# You want big?



## glenway (Mar 27, 2011)

The .950 JDJ...Firing custom 2,400- to 3,600-grain bullets and reportedly matching the power of a World War I tank round, the SSK .950 JDJ is considered by many to be the world's largest (movable) centerfire rifle. The firearm boasts massive power and an equally large frame. A base model .950 JDJ weighs roughly 85 pounds and virtually requires being fired from a benchrest or similar support piece. Only three were ever made.

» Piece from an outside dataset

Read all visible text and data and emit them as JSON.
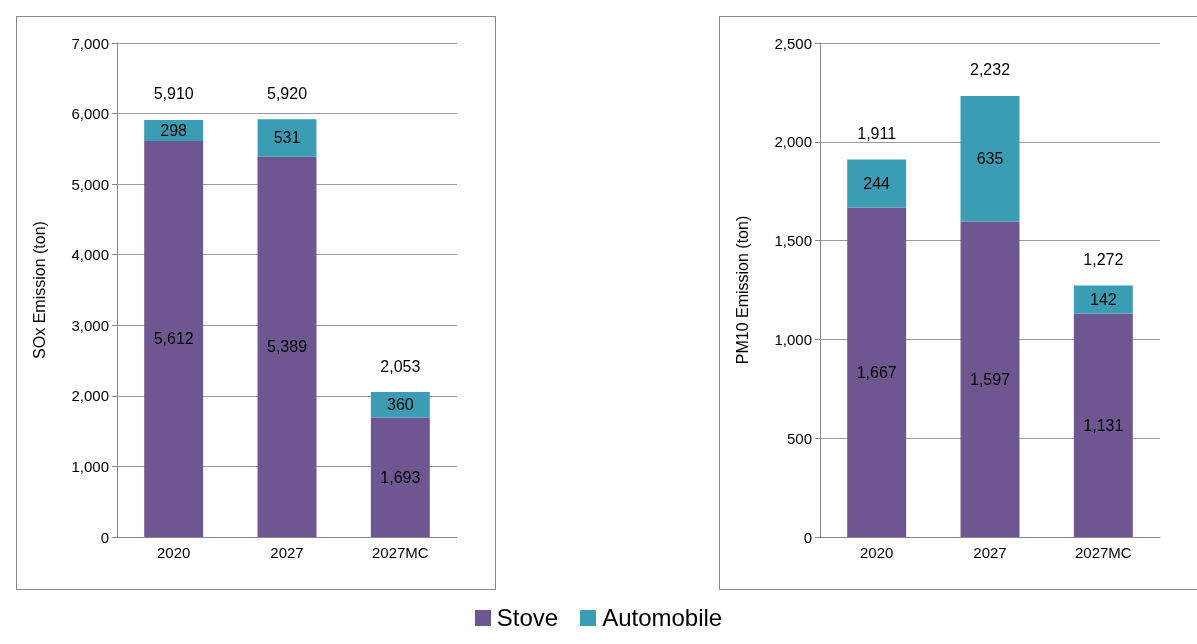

A call to SSK Industries revealed that the firearm's action is no longer in production and that a custom-built .950 JDJ today would be in the realm of $17,000. Because of its power the firearm would normally be classified as a Destructive Device, but SSK was able to obtain a "Sporting Use Exception" that would allow them to be purchased much like any other rifle.


----------



## Rich Cronk (Feb 24, 2010)

glenway,

YoungDon will be glad to hear that, and he is one of the few on this board who could afford to buy one of those suckers for a walking varmint rifle. It would really give him the whomp and stomp needed for coyote shooting. Kill em and skin em with just one shot.


----------



## youngdon (Mar 10, 2010)

Lol. Rich. I Am a JDJ fan. Ever since I discovered the 375JDJ in my contender and what it would so to an elk. But that may be a bit much. Lugging 85 lbs of steel around the desert...... Not this guy !


----------



## Rick Howard (Feb 25, 2012)

$17,000 is a bargin! I would mount it to the top of my car..... Folks would think twice about how they are driving around me then.... lol


----------



## glenway (Mar 27, 2011)

Hey, YD. Maybe JD Jones could fashion one for your Contender so it wouldn't be so heavy. Might need a long barrel to make sure the round didn't stick out the muzzle, though.


----------